Additionally, formatting in YAML, XML, or CSV results in a 3% to 6% accuracy loss compared to the Python list specification. As far as CSV is concerned, it exhibits the lowest performance among all formats.

Meanwhile, when it comes to perturbation methods, rephrasing a sentence has the greatest impact. Furthermore, just introducing a simple space at the beginning of the prompt resulted in over 500 prediction changes, this also applies when adding a common greeting or ending with a thank you.

"While the impact of our perturbation is smaller than changing the entire output format, a significant number of predictions still change," the researchers wrote.

'Inherent instability' in jailbreaking

Likewise, the experiment showed "significant" performance degradation when using certain jailbreaks. Most notably, AIM and Dev Mode V2 produced invalid responses in approximately 90% of predictions. The researchers note that this is largely because the model's standard response is "Sorry, I can't meet this requirement."

Meanwhile, Refusal Suppression and the use of Evil Confidant resulted in more than 2,500 forecast changes. The researchers highlight that Evil Confidant (which is induced to respond to 'insanity') has low accuracy, and that Refusal Suppression alone causes an accuracy drop of more than 10%, "underscoring the importance of even a seemingly harmless jailbreak." , inherent instability.”

Finally (at least for now), the study found that models appear to be less susceptible to the influence of money.

"We noticed minimal performance changes when it came to influencing the model by specifying tips and specifying that we did not tip," the researchers wrote.

Why do small changes in cues lead to such significant changes?
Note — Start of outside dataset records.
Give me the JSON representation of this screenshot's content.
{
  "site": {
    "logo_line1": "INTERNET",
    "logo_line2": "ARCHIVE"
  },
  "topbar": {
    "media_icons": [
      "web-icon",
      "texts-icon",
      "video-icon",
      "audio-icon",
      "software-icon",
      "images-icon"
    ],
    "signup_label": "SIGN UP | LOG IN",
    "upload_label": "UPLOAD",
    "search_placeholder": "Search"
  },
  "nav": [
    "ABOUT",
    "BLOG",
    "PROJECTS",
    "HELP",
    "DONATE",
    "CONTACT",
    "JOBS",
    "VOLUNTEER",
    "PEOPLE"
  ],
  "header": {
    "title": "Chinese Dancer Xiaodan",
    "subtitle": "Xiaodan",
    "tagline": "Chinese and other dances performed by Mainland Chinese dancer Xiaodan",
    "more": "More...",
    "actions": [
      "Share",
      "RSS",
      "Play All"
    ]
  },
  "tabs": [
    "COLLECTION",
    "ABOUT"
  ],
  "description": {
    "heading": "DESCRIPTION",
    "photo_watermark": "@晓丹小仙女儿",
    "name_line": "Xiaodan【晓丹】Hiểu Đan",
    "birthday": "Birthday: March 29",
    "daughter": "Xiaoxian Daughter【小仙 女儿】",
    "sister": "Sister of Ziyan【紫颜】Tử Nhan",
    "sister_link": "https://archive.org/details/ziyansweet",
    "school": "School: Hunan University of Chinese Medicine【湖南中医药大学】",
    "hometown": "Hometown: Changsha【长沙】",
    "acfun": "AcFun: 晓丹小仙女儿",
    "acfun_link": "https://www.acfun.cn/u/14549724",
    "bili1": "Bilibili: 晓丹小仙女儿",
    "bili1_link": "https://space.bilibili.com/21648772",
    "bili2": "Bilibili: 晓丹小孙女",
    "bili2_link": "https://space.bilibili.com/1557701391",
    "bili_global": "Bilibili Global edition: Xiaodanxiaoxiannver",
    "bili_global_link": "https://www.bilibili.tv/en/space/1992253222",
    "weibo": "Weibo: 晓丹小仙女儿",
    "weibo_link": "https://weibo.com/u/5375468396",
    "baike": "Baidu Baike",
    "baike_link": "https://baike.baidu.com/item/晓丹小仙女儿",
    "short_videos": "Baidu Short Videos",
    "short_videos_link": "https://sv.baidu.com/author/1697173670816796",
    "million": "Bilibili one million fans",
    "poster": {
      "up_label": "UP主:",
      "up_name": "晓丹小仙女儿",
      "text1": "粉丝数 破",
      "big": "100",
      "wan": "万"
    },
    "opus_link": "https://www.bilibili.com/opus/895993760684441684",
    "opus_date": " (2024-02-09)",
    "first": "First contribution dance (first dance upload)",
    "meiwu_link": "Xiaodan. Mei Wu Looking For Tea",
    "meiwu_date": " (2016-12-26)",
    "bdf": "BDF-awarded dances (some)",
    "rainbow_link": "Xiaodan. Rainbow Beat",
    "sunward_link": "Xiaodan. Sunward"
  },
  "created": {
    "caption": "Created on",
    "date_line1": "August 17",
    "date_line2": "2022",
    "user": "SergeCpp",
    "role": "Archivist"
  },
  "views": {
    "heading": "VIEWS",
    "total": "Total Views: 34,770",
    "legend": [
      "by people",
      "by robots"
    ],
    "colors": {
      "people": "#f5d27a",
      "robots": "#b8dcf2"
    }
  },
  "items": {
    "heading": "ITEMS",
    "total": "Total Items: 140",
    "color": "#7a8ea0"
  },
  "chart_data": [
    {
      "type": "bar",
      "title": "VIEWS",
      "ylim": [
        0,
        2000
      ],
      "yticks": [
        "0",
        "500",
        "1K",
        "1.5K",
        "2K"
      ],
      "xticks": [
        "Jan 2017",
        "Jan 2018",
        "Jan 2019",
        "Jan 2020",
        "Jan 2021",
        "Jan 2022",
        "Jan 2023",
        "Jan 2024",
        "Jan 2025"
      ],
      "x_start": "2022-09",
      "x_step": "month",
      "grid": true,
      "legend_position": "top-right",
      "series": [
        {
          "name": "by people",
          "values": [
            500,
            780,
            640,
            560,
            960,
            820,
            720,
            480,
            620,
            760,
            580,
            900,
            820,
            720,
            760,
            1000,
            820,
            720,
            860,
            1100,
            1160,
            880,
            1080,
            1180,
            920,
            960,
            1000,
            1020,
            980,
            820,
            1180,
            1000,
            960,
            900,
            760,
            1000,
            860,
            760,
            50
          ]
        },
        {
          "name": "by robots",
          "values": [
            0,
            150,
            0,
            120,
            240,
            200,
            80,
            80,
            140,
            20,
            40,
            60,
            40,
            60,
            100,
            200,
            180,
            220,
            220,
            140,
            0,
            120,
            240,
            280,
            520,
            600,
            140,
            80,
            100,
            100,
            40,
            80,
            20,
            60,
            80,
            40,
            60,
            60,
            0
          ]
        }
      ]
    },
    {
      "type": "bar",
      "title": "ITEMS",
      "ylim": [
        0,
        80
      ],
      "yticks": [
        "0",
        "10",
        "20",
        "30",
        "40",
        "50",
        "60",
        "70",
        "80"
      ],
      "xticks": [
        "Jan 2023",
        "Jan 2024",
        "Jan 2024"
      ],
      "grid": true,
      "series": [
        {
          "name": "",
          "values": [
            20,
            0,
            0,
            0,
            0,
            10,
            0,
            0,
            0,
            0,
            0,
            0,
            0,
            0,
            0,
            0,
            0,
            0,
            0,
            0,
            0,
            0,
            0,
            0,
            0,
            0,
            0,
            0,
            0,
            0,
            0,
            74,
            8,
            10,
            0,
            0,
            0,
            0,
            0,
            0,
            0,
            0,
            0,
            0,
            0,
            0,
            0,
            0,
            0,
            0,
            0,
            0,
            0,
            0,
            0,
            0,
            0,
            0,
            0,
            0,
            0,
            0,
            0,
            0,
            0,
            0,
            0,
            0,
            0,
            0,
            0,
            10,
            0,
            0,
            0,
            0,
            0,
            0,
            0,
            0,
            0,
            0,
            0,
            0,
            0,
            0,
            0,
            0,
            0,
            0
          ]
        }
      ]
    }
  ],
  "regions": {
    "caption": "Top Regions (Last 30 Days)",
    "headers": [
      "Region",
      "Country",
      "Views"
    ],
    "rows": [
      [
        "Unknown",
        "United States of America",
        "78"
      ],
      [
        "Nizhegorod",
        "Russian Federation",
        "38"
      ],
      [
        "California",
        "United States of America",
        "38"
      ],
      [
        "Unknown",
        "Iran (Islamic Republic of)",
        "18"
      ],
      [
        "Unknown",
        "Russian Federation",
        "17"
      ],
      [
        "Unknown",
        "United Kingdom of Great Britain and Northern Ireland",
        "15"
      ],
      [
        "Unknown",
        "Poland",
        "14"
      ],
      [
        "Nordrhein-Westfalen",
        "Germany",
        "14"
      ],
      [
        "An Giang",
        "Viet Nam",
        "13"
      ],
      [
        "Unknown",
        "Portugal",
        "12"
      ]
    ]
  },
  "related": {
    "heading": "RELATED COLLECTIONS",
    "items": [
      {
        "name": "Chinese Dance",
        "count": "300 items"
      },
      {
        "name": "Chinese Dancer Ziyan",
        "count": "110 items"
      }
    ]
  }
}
Researchers are still puzzled.

They question whether the most variable instances "confuse" the model—confusion refers to Shannon entropy, which measures uncertainty in stochastic processes.
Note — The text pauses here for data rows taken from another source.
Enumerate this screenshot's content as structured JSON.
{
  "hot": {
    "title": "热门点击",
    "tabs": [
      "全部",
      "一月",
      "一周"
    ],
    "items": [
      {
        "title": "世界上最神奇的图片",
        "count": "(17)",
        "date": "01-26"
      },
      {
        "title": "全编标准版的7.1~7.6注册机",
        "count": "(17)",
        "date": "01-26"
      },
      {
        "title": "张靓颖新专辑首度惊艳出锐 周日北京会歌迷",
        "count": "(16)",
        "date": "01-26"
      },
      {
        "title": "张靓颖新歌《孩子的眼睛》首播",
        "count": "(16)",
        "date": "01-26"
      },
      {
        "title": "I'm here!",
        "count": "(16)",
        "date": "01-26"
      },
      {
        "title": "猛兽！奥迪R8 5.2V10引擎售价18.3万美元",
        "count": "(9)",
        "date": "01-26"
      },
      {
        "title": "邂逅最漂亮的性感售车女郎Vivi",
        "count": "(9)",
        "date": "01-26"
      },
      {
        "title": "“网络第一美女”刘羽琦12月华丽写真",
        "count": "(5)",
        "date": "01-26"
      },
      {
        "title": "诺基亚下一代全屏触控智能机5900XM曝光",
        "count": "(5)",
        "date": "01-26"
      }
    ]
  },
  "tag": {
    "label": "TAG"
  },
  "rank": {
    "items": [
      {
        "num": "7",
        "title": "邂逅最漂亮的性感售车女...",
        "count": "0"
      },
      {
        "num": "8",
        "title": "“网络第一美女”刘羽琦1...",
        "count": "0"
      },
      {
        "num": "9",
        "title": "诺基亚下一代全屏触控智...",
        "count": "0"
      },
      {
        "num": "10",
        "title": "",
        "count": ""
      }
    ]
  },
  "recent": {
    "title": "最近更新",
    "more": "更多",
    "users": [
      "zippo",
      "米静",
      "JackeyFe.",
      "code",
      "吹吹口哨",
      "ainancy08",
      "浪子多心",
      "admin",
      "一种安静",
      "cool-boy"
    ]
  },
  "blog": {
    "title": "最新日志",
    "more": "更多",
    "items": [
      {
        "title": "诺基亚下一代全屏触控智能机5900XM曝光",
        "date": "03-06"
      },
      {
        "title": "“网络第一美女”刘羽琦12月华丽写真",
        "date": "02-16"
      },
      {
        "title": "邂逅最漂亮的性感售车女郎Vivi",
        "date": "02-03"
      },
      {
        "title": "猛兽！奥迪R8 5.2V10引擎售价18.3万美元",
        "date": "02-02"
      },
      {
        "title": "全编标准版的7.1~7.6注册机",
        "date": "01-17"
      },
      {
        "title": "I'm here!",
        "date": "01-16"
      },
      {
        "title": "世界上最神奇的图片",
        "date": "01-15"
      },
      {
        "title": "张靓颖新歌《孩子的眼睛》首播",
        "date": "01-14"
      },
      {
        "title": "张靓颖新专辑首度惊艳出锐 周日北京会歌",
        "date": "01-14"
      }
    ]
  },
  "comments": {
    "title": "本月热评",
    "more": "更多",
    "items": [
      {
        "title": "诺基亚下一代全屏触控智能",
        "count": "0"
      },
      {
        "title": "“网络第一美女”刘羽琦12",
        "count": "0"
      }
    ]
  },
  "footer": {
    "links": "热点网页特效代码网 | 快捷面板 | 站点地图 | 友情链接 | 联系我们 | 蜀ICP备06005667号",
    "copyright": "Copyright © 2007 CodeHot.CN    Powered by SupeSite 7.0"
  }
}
To measure this confusion, they focused on a subset of tasks with separate human annotations and then studied the correlation between confusion and the likelihood of instance answers changing. Through this analysis, they found that this was not the case.
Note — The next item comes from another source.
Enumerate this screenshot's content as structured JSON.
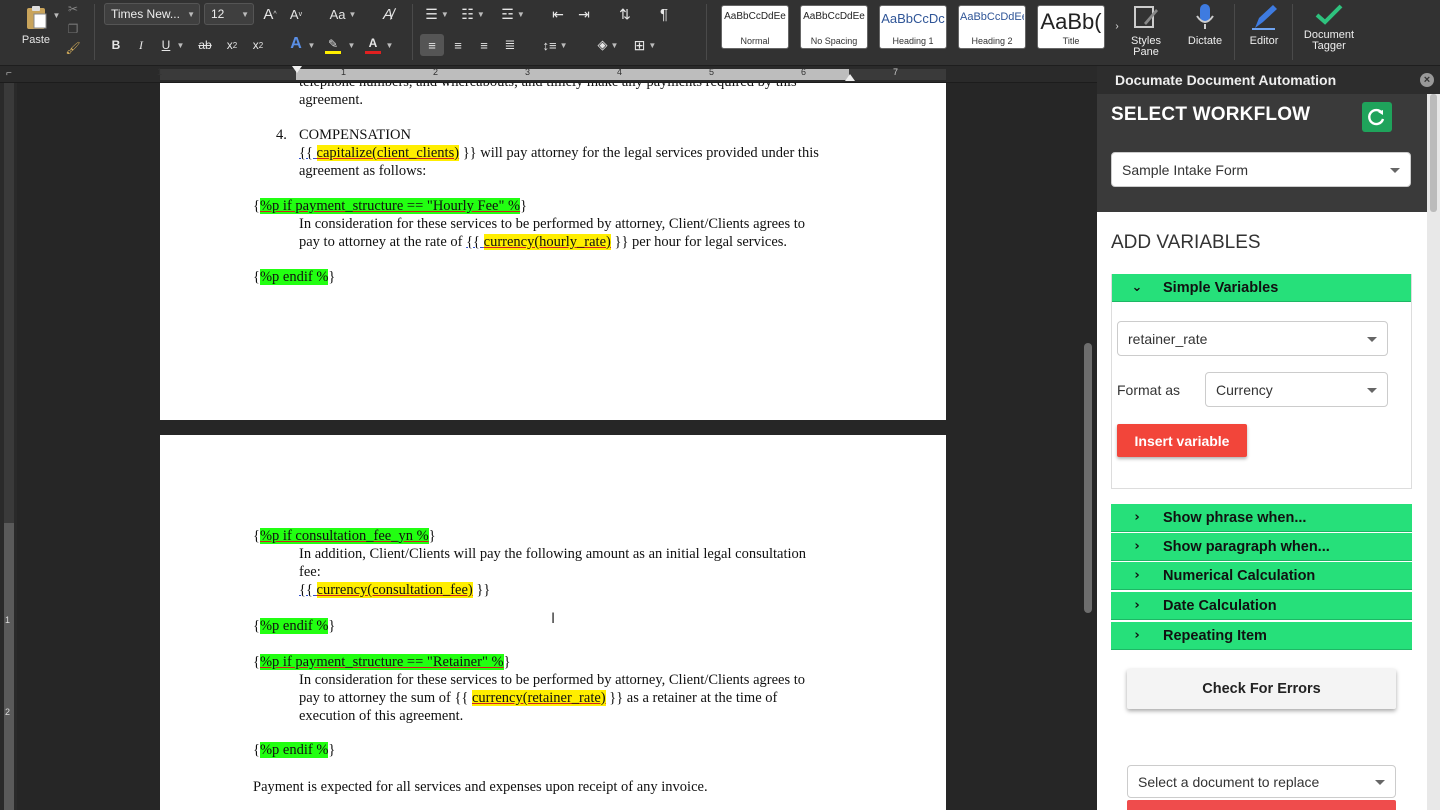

"The confusion in this example provides some power to explain the predicted changes," the researchers report, "but there are other factors at play."

Clearly, there is more work to be done. The researchers noted that the obvious "major next step" would be to generate large language models that are resistant to change and provide consistent answers, which would require a deeper understanding of why responses change under small adjustments and the development of better predictions of responses. Methods.

As the researchers write: "This type of analysis becomes increasingly important as ChatGPT and other large language models are integrated into systems at scale."